Re-fit the training data using the `Lasso` model with `alpha=1e-4`.  Also set `max_iter=100` and `tol=0.01`.  The LASSO solver is much slower than Ridge regression, so this may take a minute.

In [10]:
# TODO

Next, evaluate the model on the test data and measure the `R^2` value.  You should get a better fit than you did with Ridge regression.  

In [11]:
# TODO

Still, the value `alpha=1e-4` was only a guess.  We should do even better with the optimal `alpha`. 
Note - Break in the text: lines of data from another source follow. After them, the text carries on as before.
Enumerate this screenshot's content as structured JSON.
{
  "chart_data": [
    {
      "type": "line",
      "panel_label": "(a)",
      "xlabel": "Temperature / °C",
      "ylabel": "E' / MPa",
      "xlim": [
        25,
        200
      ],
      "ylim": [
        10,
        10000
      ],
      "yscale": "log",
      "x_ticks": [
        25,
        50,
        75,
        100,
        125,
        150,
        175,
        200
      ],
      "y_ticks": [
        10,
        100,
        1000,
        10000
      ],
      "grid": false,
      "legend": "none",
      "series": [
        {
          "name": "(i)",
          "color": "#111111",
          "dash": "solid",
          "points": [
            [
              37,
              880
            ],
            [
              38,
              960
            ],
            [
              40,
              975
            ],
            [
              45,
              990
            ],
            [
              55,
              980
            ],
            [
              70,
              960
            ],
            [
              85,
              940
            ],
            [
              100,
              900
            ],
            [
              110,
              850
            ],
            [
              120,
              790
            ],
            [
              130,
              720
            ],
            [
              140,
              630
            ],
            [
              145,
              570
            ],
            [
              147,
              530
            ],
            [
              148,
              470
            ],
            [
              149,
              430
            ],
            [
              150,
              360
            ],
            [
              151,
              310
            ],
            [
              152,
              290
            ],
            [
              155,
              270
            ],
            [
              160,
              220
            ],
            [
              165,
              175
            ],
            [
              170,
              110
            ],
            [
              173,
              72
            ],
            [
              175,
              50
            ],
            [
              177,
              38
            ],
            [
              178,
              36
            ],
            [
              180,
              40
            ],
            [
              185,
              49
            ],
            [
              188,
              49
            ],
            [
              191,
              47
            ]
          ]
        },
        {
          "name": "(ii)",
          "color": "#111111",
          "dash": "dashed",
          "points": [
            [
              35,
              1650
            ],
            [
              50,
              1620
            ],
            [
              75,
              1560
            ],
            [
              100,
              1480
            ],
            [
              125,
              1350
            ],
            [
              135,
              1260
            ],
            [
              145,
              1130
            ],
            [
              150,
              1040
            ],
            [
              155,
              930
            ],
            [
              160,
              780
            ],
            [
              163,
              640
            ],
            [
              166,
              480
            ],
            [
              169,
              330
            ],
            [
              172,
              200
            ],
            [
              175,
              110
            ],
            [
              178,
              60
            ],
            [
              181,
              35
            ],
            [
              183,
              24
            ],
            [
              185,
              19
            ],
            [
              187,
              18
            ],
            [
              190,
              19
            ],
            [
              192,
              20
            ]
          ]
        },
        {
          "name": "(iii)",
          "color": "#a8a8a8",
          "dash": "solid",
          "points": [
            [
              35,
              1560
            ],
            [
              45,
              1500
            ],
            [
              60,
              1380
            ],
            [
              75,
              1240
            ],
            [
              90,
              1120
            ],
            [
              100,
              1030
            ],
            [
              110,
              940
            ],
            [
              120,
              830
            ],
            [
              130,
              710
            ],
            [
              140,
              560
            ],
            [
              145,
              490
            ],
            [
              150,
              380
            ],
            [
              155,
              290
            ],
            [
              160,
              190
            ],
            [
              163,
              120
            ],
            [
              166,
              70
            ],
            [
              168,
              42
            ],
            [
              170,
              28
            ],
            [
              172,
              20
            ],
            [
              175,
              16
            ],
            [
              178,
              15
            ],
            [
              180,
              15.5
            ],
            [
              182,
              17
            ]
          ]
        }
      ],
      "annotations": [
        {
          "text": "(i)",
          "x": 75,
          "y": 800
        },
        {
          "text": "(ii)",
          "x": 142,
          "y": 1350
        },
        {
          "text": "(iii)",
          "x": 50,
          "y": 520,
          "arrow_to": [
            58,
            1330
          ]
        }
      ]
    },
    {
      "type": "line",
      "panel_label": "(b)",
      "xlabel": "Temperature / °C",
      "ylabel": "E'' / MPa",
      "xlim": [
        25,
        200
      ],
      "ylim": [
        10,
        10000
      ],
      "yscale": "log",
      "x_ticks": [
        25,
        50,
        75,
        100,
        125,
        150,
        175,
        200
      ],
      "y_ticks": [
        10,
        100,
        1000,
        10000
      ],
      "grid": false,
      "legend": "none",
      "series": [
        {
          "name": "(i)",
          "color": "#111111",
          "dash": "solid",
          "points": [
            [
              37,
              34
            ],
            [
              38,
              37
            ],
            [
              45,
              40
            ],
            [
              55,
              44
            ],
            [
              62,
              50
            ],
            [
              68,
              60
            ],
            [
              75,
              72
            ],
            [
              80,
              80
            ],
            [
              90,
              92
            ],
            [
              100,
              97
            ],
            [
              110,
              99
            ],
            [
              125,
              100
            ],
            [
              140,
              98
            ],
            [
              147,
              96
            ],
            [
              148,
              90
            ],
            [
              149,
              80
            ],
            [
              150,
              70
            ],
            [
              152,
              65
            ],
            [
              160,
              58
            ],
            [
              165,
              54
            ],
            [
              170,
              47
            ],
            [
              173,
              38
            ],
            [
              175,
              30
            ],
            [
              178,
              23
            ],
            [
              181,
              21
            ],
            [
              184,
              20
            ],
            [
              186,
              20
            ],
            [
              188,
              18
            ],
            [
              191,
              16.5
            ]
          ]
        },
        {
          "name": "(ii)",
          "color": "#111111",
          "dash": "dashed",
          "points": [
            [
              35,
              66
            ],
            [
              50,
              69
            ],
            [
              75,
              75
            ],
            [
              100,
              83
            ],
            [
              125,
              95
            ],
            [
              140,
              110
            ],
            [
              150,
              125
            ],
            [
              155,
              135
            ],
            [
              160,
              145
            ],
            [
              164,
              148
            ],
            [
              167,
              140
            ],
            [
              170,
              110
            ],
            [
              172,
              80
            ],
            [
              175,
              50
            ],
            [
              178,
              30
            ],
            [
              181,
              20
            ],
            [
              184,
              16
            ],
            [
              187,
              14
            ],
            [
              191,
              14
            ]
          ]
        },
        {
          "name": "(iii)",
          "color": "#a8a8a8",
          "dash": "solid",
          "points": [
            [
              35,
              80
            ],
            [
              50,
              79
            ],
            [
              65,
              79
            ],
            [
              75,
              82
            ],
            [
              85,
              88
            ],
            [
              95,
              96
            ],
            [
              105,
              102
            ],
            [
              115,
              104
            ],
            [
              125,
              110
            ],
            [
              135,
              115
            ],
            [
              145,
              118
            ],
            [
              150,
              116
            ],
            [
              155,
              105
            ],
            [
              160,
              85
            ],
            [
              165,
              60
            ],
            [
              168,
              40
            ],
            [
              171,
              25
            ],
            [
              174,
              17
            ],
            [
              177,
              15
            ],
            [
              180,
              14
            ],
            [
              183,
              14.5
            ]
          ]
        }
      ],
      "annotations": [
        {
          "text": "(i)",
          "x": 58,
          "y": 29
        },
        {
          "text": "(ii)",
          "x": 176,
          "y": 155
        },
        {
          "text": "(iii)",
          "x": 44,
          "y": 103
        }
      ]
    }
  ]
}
Use cross-validation (with the above test/train split) to evaluate different values of `alpha` logarithically spaced between `alpha=1e-4` and `alpha=1e-3`.  Computing each fit may take some time, so use only 5 values of `alpha`. Also, for each `alpha` you try, store the matrix `W`.  This way, you will not have to re-fit the model if you want to examine the entries of `W`.

In [12]:
# TODO

Plot the `R^2` value vs. `alpha`.  Print the optimal `R^2`.  You should see it is higher than with the best Ridge Regression case.

In [13]:
# TODO

Display the RMS current values `Wrms` for the optimal `alpha`, as you did in the Ridge Regression case.  You will see that is much sparser.

In [14]:
# TODO

## More fun

If you want to dive deeper into this application:
* Install the [MNE python package](https://martinos.org/mne/stable/index.html).  This is an amazing package with many tools for processing EEG data.
* In particular, you can use the above to visualize where in the brain the currents are active.
* You can also improve the fitting with better regularization.  For example, you could experiment with the combination of LASSO and ridge regression, known as ElasticNet.  There is a regression object for this in sklearn.linear_model.
* We could also use a more sophisticated regularization technique called Group LASSO, that encourages *entire rows* of the `W` matrix to be zero-valued.  This is appropriate in this application because, if the current is zero for one time, it is likely to be zero for all time. 
* You can even use the recovered current patterns to make predictions about what the patient is seeing or hearing or thinking!  It sounds like science-fiction, but it has been demonstrated to work to a certain extent!